1. ## Couple math problems

Need a little help with these two questions:

1. Find x so that the distance between (-3,2) and (x,1) is the square root of 5.

Next I had a triangle, needed to find x. Used the pythagorean theorem and got this:

x^2 + 81 = x^2 + 6x + 9

Not sure what to do there, but I know it's basic algebra.

Any help is appreciated.

2. Originally Posted by amw9490
Need a little help with these two questions:

1. Find x so that the distance between (-3,2) and (x,1) is the square root of 5.
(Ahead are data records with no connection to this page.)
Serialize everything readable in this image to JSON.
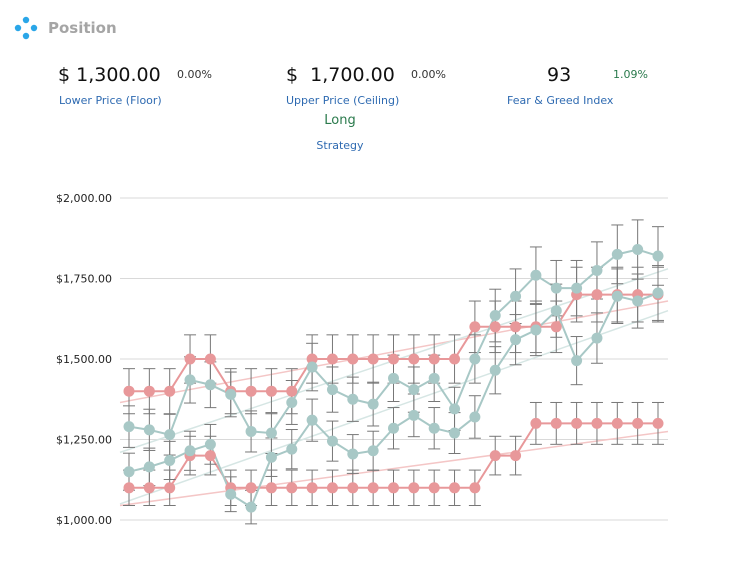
{
  "header": {
    "title": "Position",
    "icon": "diamond-dots-icon",
    "icon_color": "#2aa6e8"
  },
  "stats": {
    "floor": {
      "value": "$ 1,300.00",
      "pct": "0.00%",
      "label": "Lower Price (Floor)"
    },
    "ceiling": {
      "value": "$  1,700.00",
      "pct": "0.00%",
      "label": "Upper Price (Ceiling)"
    },
    "fear_greed": {
      "value": "93",
      "pct": "1.09%",
      "label": "Fear & Greed Index"
    }
  },
  "strategy": {
    "value": "Long",
    "label": "Strategy"
  },
  "colors": {
    "label_blue": "#2e6ab1",
    "positive_green": "#2a7a4c",
    "series_red": "#e8989a",
    "series_teal": "#a8c8c6",
    "error_bar": "#777777"
  },
  "chart_data": {
    "type": "line",
    "x": [
      1,
      2,
      3,
      4,
      5,
      6,
      7,
      8,
      9,
      10,
      11,
      12,
      13,
      14,
      15,
      16,
      17,
      18,
      19,
      20,
      21,
      22,
      23,
      24,
      25,
      26,
      27
    ],
    "ylim": [
      1000,
      2000
    ],
    "yticks": [
      "$1,000.00",
      "$1,250.00",
      "$1,500.00",
      "$1,750.00",
      "$2,000.00"
    ],
    "ytick_values": [
      1000,
      1250,
      1500,
      1750,
      2000
    ],
    "grid": true,
    "error_bar_pct": 0.05,
    "series": [
      {
        "color": "#e8989a",
        "values": [
          1400,
          1400,
          1400,
          1500,
          1500,
          1400,
          1400,
          1400,
          1400,
          1500,
          1500,
          1500,
          1500,
          1500,
          1500,
          1500,
          1500,
          1600,
          1600,
          1600,
          1600,
          1600,
          1700,
          1700,
          1700,
          1700,
          1700
        ]
      },
      {
        "color": "#e8989a",
        "values": [
          1100,
          1100,
          1100,
          1200,
          1200,
          1100,
          1100,
          1100,
          1100,
          1100,
          1100,
          1100,
          1100,
          1100,
          1100,
          1100,
          1100,
          1100,
          1200,
          1200,
          1300,
          1300,
          1300,
          1300,
          1300,
          1300,
          1300
        ]
      },
      {
        "color": "#a8c8c6",
        "values": [
          1290,
          1280,
          1265,
          1435,
          1420,
          1390,
          1275,
          1270,
          1365,
          1475,
          1405,
          1375,
          1360,
          1440,
          1405,
          1440,
          1345,
          1500,
          1635,
          1695,
          1760,
          1720,
          1720,
          1775,
          1825,
          1840,
          1820
        ]
      },
      {
        "color": "#a8c8c6",
        "values": [
          1150,
          1165,
          1185,
          1215,
          1235,
          1080,
          1040,
          1195,
          1220,
          1310,
          1245,
          1205,
          1215,
          1285,
          1325,
          1285,
          1270,
          1320,
          1465,
          1560,
          1590,
          1650,
          1495,
          1565,
          1695,
          1680,
          1705
        ]
      }
    ],
    "trendlines": [
      {
        "color": "#f4c6c6",
        "from": 1365,
        "to": 1680
      },
      {
        "color": "#f4c6c6",
        "from": 1045,
        "to": 1275
      },
      {
        "color": "#d6e6e4",
        "from": 1210,
        "to": 1780
      },
      {
        "color": "#d6e6e4",
        "from": 1050,
        "to": 1650
      }
    ]
  }
}
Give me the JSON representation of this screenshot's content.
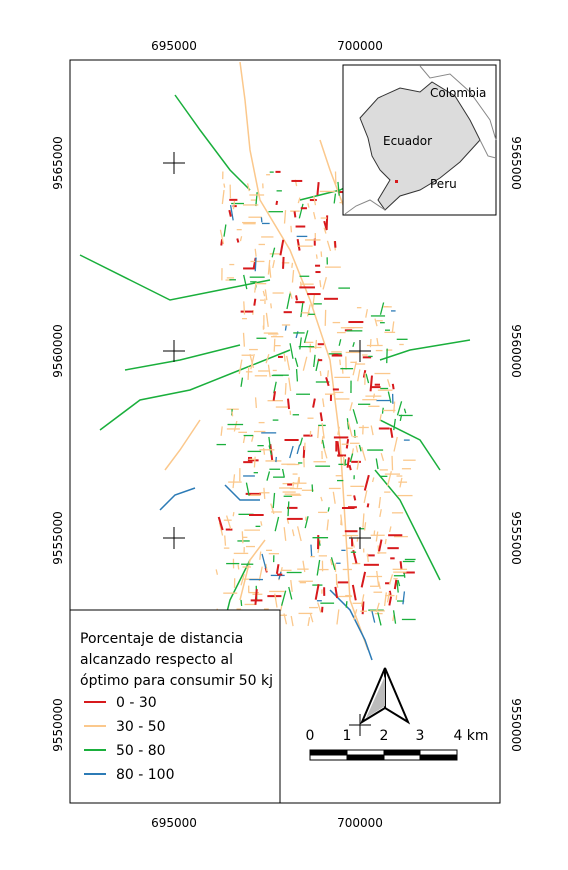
{
  "map": {
    "x_labels": [
      "695000",
      "700000"
    ],
    "y_labels": [
      "9565000",
      "9560000",
      "9555000",
      "9550000"
    ],
    "inset": {
      "labels": [
        "Colombia",
        "Ecuador",
        "Peru"
      ]
    },
    "legend": {
      "title": [
        "Porcentaje de distancia",
        "alcanzado respecto al",
        "óptimo para consumir 50 kj"
      ],
      "items": [
        {
          "label": "0 - 30",
          "color": "#d7191c"
        },
        {
          "label": "30 - 50",
          "color": "#fbc88c"
        },
        {
          "label": "50 - 80",
          "color": "#1aaf3c"
        },
        {
          "label": "80 - 100",
          "color": "#2c7bb6"
        }
      ]
    },
    "scale_bar": {
      "labels": [
        "0",
        "1",
        "2",
        "3",
        "4 km"
      ]
    }
  }
}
Next I had a triangle, needed to find x. Used the pythagorean theorem and got this:

x^2 + 81 = x^2 + 6x + 9

Not sure what to do there, but I know it's basic algebra.

Any help is appreciated.
Hi amw9490,

I'm sure you know the distance formula:

$\displaystyle d=\sqrt{(x_2-x_1)^2+(y_2-y_1)^2}$

Substitute your two points: (-3, 2) and (x, 1)

$\displaystyle \sqrt{5}=\sqrt{(x+3)^2+(1-2)^2}$

$\displaystyle \sqrt{5}=\sqrt{x^2+6x+9+1}$

$\displaystyle \sqrt{5}=\sqrt{x^2+6x+10}$

$\displaystyle 5=x^2+6x+10$

$\displaystyle x^2+6x+5=0$

$\displaystyle (x+5)(x+1)=0$

$\displaystyle \boxed{x=-5 \ \ or \ \ x=-1}$

3. Originally Posted by amw9490

Next I had a triangle, needed to find x. Used the pythagorean theorem and got this:

x^2 + 81 = x^2 + 6x + 9

Not sure what to do there, but I know it's basic algebra.

Any help is appreciated.
Assuming what you have done up to this equation is correct, we have

$\displaystyle x^2+81=x^2+6x+9$

If we subtract $\displaystyle x^2$ from both sides we end up with

$\displaystyle 81=6x+9$

Subtracting 9 from both sides, we get

$\displaystyle 72=6x$

And dividing both sides by 6, we arrive at

$\displaystyle 12 = x$